Bien sûr, cela améliore votre condition physique. Vous restez actif, vous renforcez vos jambes et vous développez votre endurance. Mais honnêtement, je pense que c’est l’une des raisons les moins intéressantes de faire du vélo de montagne.
Après avoir passé la majeure partie de ma carrière à entraîner et à former des moniteurs et des monitrices de sports de neige et de vélo de montagne, j’ai réalisé que le principal point commun entre ces deux disciplines n’était pas d’ordre physique. C’est la façon dont ces deux sports nous apprennent à réfléchir.

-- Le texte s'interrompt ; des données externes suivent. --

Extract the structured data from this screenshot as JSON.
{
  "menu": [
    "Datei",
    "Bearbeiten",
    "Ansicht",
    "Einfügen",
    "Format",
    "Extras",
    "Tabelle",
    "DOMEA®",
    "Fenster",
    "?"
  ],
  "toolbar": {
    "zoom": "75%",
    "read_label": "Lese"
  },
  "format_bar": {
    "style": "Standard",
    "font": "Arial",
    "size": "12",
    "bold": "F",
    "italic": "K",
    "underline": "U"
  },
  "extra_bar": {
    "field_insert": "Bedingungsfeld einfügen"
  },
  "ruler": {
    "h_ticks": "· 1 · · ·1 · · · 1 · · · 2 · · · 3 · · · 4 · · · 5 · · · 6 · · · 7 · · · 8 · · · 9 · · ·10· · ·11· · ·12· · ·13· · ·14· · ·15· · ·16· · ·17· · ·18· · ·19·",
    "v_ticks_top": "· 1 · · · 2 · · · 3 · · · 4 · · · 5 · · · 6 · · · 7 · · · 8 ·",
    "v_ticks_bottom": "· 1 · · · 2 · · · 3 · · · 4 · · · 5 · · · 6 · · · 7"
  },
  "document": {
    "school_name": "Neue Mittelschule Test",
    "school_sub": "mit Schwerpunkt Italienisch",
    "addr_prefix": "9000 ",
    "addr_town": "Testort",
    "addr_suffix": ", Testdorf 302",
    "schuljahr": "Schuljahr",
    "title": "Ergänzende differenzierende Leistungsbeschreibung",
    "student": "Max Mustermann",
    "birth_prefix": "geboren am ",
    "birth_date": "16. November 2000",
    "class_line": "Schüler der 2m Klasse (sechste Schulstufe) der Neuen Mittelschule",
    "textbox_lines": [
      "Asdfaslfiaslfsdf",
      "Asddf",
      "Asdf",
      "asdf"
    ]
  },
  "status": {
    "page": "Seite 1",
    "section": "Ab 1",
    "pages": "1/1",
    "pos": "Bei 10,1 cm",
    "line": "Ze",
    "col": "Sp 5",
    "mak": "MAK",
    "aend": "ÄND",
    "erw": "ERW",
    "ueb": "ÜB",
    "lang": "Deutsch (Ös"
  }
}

Que vous skiiez sur une piste bosselée ou que vous parcouriez un singletrack technique, vous résolvez des problèmes. Nous analysons le terrain, ajustons notre trajectoire, gérons notre vitesse et nous adaptons constamment à ce qui se présente devant nous. Il n’existe pas de mouvement parfait qui fonctionne partout. Les meilleurs skieurs et vététistes sont ceux et celles qui savent recueillir de l’information, prendre des décisions et s’adapter à la volée.
L’une des plus grandes similitudes entre le ski et le vélo de montagne réside dans la manière dont nous utilisons le terrain. On passe beaucoup de temps à parler de technique, mais certains des meilleurs enseignements se font avant même d’avoir prononcé un mot, simplement en choisissant la bonne pente, le bon sentier ou le bon obstacle sur lequel travailler. Parfois, choisir l’environnement idéal est plus efficace que de trouver l’explication parfaite.


Une autre chose que j’apprécie dans le vélo de montagne, c’est que cela me permet de garder mon esprit d’entraîneur en éveil tout l’été. Je continue d’observer les mouvements, de réfléchir aux progressions et de me demander pourquoi une consigne a fonctionné avec un élève mais pas avec un autre.
Lorsque l’hiver arrive, je n’ai pas l’impression de repartir de zéro. J’ai passé l’été à mettre en pratique bon nombre des compétences qui font un bon moniteur de ski : observer, s’adapter, expérimenter et essayer de comprendre comment les gens apprennent.
Le vélo de montagne ne remplace pas le ski, et le ski ne remplace pas le vélo de montagne. Mais chacun de ces sports m’aide à m’améliorer dans l’autre. Non pas parce que les mouvements sont similaires, mais parce que le processus d’apprentissage l’est.